Date:dinsdag 4 januari 2005
Category:Scientific publications

“Is there such a thing called scientific waste?”, with H.P. van Dalen, in: Discussion Paper Tinbergen Institute, no.5, TI 2005-005/1, January 2005, 20 pages

Introduction

In 1991 the journal Science made the headlines with a bibliometric exercise that suggested the wastefulness of scientific research. 1 It showed that about half the science papers was never cited within the 5 years time span after publication, a result that spurred Newsweek to conclude that “nearly half the scientific work in this country is worthless” and to depict “scientists with their belief in their God- given right to tax-payer dollars” as “welfare queens in white coats.” (April 2, 1991) Later on the figures were corrected for some anomalies but the blow to the outside world stood.2 The suspicion of waste in scientific research was affirmed.
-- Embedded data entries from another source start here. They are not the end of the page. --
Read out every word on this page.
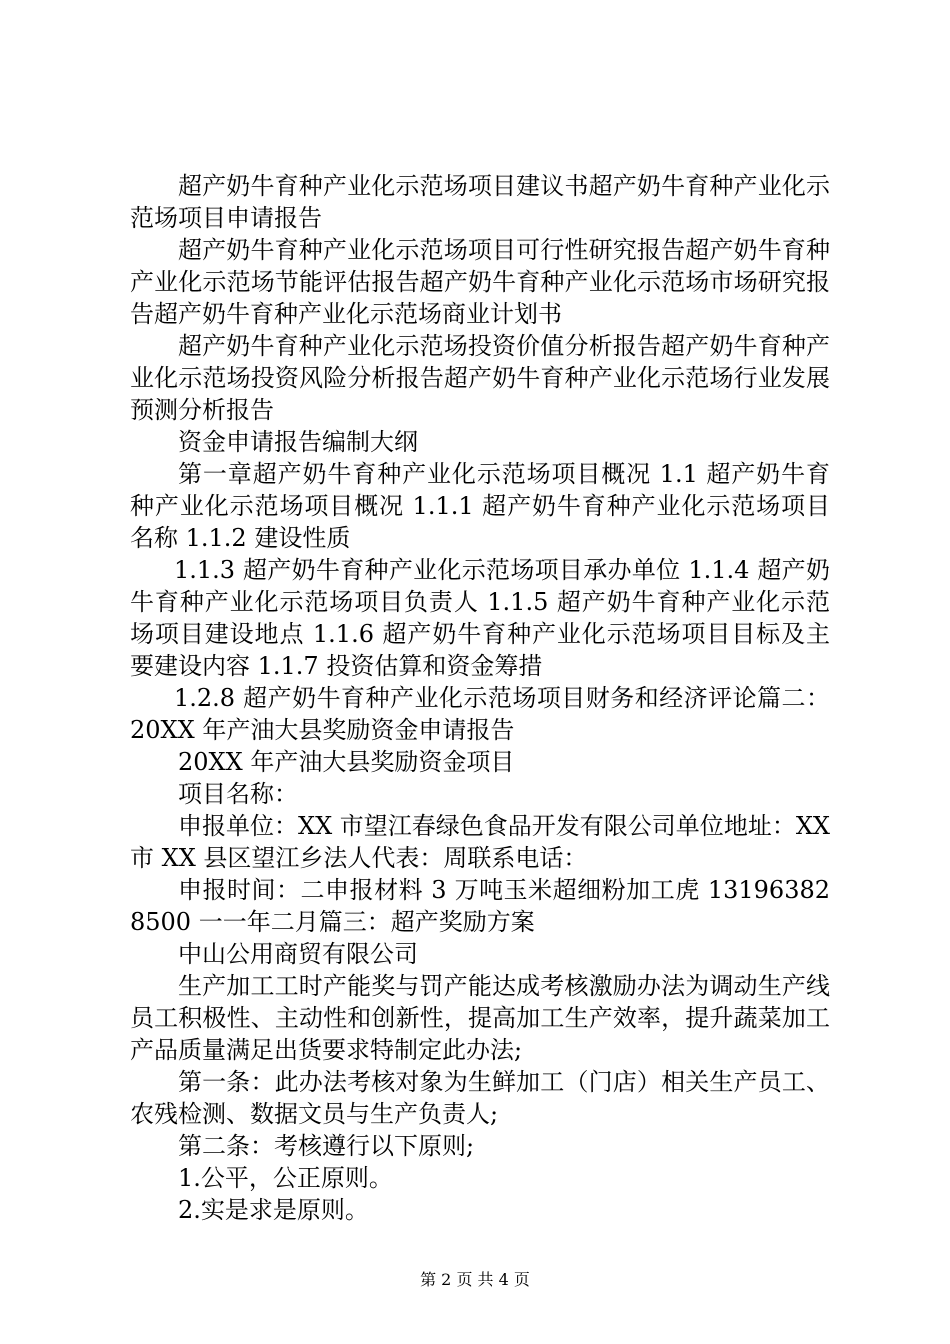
超产奶牛育种产业化示范场项目建议书超产奶牛育种产业化示范场项目申请报告

超产奶牛育种产业化示范场项目可行性研究报告超产奶牛育种产业化示范场节能评估报告超产奶牛育种产业化示范场市场研究报告超产奶牛育种产业化示范场商业计划书

超产奶牛育种产业化示范场投资价值分析报告超产奶牛育种产业化示范场投资风险分析报告超产奶牛育种产业化示范场行业发展预测分析报告

资金申请报告编制大纲

第一章超产奶牛育种产业化示范场项目概况 1.1 超产奶牛育种产业化示范场项目概况 1.1.1 超产奶牛育种产业化示范场项目名称 1.1.2 建设性质

1.1.3 超产奶牛育种产业化示范场项目承办单位 1.1.4 超产奶牛育种产业化示范场项目负责人 1.1.5 超产奶牛育种产业化示范场项目建设地点 1.1.6 超产奶牛育种产业化示范场项目目标及主要建设内容 1.1.7 投资估算和资金筹措

1.2.8 超产奶牛育种产业化示范场项目财务和经济评论篇二：20XX 年产油大县奖励资金申请报告

20XX 年产油大县奖励资金项目

项目名称：

申报单位：XX 市望江春绿色食品开发有限公司单位地址：XX 市 XX 县区望江乡法人代表：周联系电话：

申报时间：二申报材料 3 万吨玉米超细粉加工虎 131963828500 一一年二月篇三：超产奖励方案

中山公用商贸有限公司

生产加工工时产能奖与罚产能达成考核激励办法为调动生产线员工积极性、主动性和创新性，提高加工生产效率，提升蔬菜加工产品质量满足出货要求特制定此办法;

第一条：此办法考核对象为生鲜加工（门店）相关生产员工、农残检测、数据文员与生产负责人;

第二条：考核遵行以下原则;

1.公平，公正原则。

2.实是求是原则。

第 2 页 共 4 页
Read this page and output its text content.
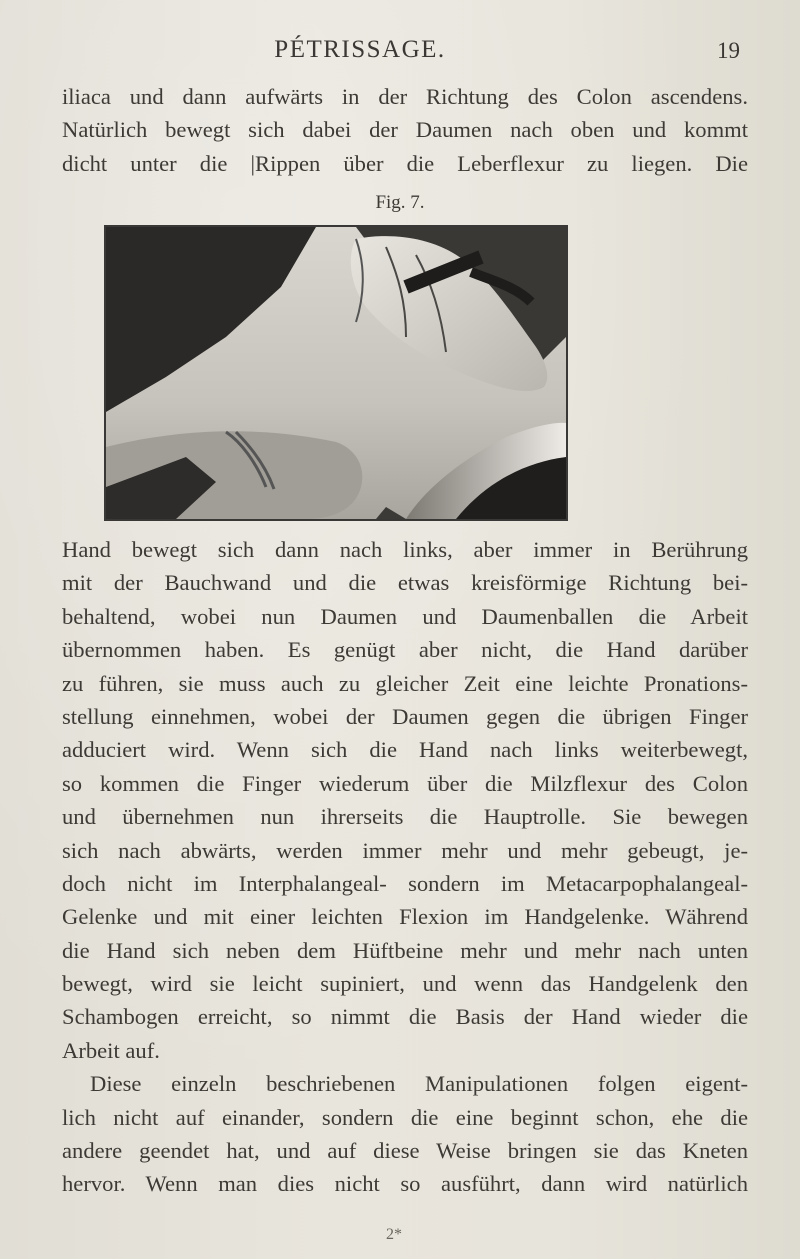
PÉTRISSAGE.	19
iliaca und dann aufwärts in der Richtung des Colon ascendens.
Natürlich bewegt sich dabei der Daumen nach oben und kommt
dicht unter die |Rippen über die Leberflexur zu liegen. Die
Fig. 7.
Hand bewegt sich dann nach links, aber immer in Berührung
mit der Bauchwand und die etwas kreisförmige Richtung bei-
behaltend, wobei nun Daumen und Daumenballen die Arbeit
übernommen haben. Es genügt aber nicht, die Hand darüber
zu führen, sie muss auch zu gleicher Zeit eine leichte Pronations-
stellung einnehmen, wobei der Daumen gegen die übrigen Finger
adduciert wird. Wenn sich die Hand nach links weiterbewegt,
so kommen die Finger wiederum über die Milzflexur des Colon
und übernehmen nun ihrerseits die Hauptrolle. Sie bewegen
sich nach abwärts, werden immer mehr und mehr gebeugt, je-
doch nicht im Interphalangeal- sondern im Metacarpophalangeal-
Gelenke und mit einer leichten Flexion im Handgelenke. Während
die Hand sich neben dem Hüftbeine mehr und mehr nach unten
bewegt, wird sie leicht supiniert, und wenn das Handgelenk den
Schambogen erreicht, so nimmt die Basis der Hand wieder die
Arbeit auf.
Diese einzeln beschriebenen Manipulationen folgen eigent-
lich nicht auf einander, sondern die eine beginnt schon, ehe die
andere geendet hat, und auf diese Weise bringen sie das Kneten
hervor. Wenn man dies nicht so ausführt, dann wird natürlich
2*
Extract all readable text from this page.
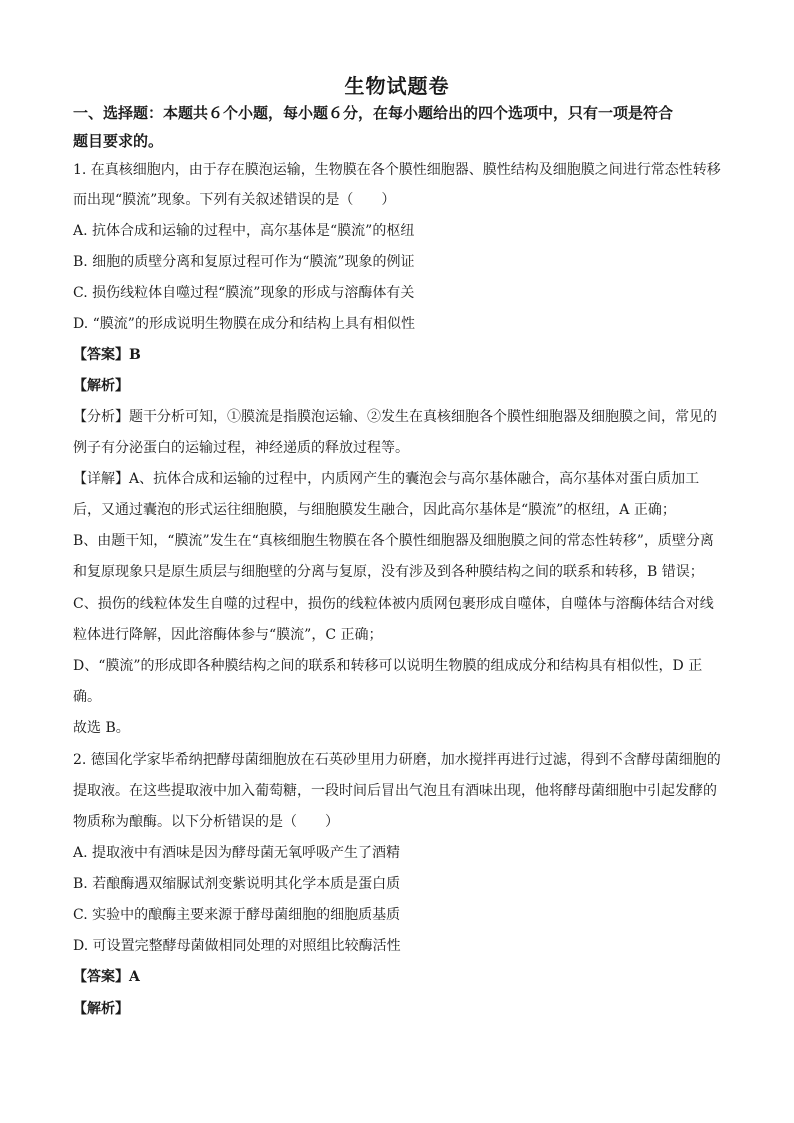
生物试题卷
一、选择题：本题共６个小题，每小题６分，在每小题给出的四个选项中，只有一项是符合
题目要求的。
1. 在真核细胞内，由于存在膜泡运输，生物膜在各个膜性细胞器、膜性结构及细胞膜之间进行常态性转移
而出现“膜流”现象。下列有关叙述错误的是（　　）
A. 抗体合成和运输的过程中，高尔基体是“膜流”的枢纽
B. 细胞的质壁分离和复原过程可作为“膜流”现象的例证
C. 损伤线粒体自噬过程“膜流”现象的形成与溶酶体有关
D. “膜流”的形成说明生物膜在成分和结构上具有相似性
【答案】B
【解析】
【分析】题干分析可知，①膜流是指膜泡运输、②发生在真核细胞各个膜性细胞器及细胞膜之间，常见的
例子有分泌蛋白的运输过程，神经递质的释放过程等。
【详解】A、抗体合成和运输的过程中，内质网产生的囊泡会与高尔基体融合，高尔基体对蛋白质加工
后，又通过囊泡的形式运往细胞膜，与细胞膜发生融合，因此高尔基体是“膜流”的枢纽，A 正确；
B、由题干知，“膜流”发生在“真核细胞生物膜在各个膜性细胞器及细胞膜之间的常态性转移”，质壁分离
和复原现象只是原生质层与细胞壁的分离与复原，没有涉及到各种膜结构之间的联系和转移，B 错误；
C、损伤的线粒体发生自噬的过程中，损伤的线粒体被内质网包裹形成自噬体，自噬体与溶酶体结合对线
粒体进行降解，因此溶酶体参与“膜流”，C 正确；
D、“膜流”的形成即各种膜结构之间的联系和转移可以说明生物膜的组成成分和结构具有相似性，D 正
确。
故选 B。
2. 德国化学家毕希纳把酵母菌细胞放在石英砂里用力研磨，加水搅拌再进行过滤，得到不含酵母菌细胞的
提取液。在这些提取液中加入葡萄糖，一段时间后冒出气泡且有酒味出现，他将酵母菌细胞中引起发酵的
物质称为酿酶。以下分析错误的是（　　）
A. 提取液中有酒味是因为酵母菌无氧呼吸产生了酒精
B. 若酿酶遇双缩脲试剂变紫说明其化学本质是蛋白质
C. 实验中的酿酶主要来源于酵母菌细胞的细胞质基质
D. 可设置完整酵母菌做相同处理的对照组比较酶活性
【答案】A
【解析】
Recently, Laband and Tollison(2003) have done a similar exercise for the economics profession and they show that, in spite of the growth of resources between 1974 and 1996 invested in academic research, the percentage of uncited papers in economics has remained more or less constant at 26 percent. In their view this is evidence of scientific waste or ‘dry holes’ as they dub them. “Scholarly economic research presents many of the characteristics of a rent-seeking game (p. 168),” was their conclusion. Laband and Tollison are, of course, not the only ones to worry about the va lue of scientific research. 3 Scientists experience this supposed wastefulness of their practice in the battle for attention. They know how difficult it is to get their research published, and even more difficult to get it published in a good journal; and they know that even when a paper gets published, the chance of it getting read and cited is pretty slim. Scientists may want to believe that they are making claims to the truth, but the truth is that those claims often go unnoticed. It is an iron law that most articles receive few or no citations and only a few articles receive a great many (Klamer and Van Dalen, 2002). This law is the frustration of practicing scientists and may come as a shock to those interested in and funding scientific research. But before concluding that scientific research involves a great deal of waste or that doing science is senseless if the work is not noticed, we may want to reconsider the practice of science to understand why this so-called waste occurs. It may be inevitable. And it may well be that the real waste shows up in a different guise, which citation and publication data will not easily detect.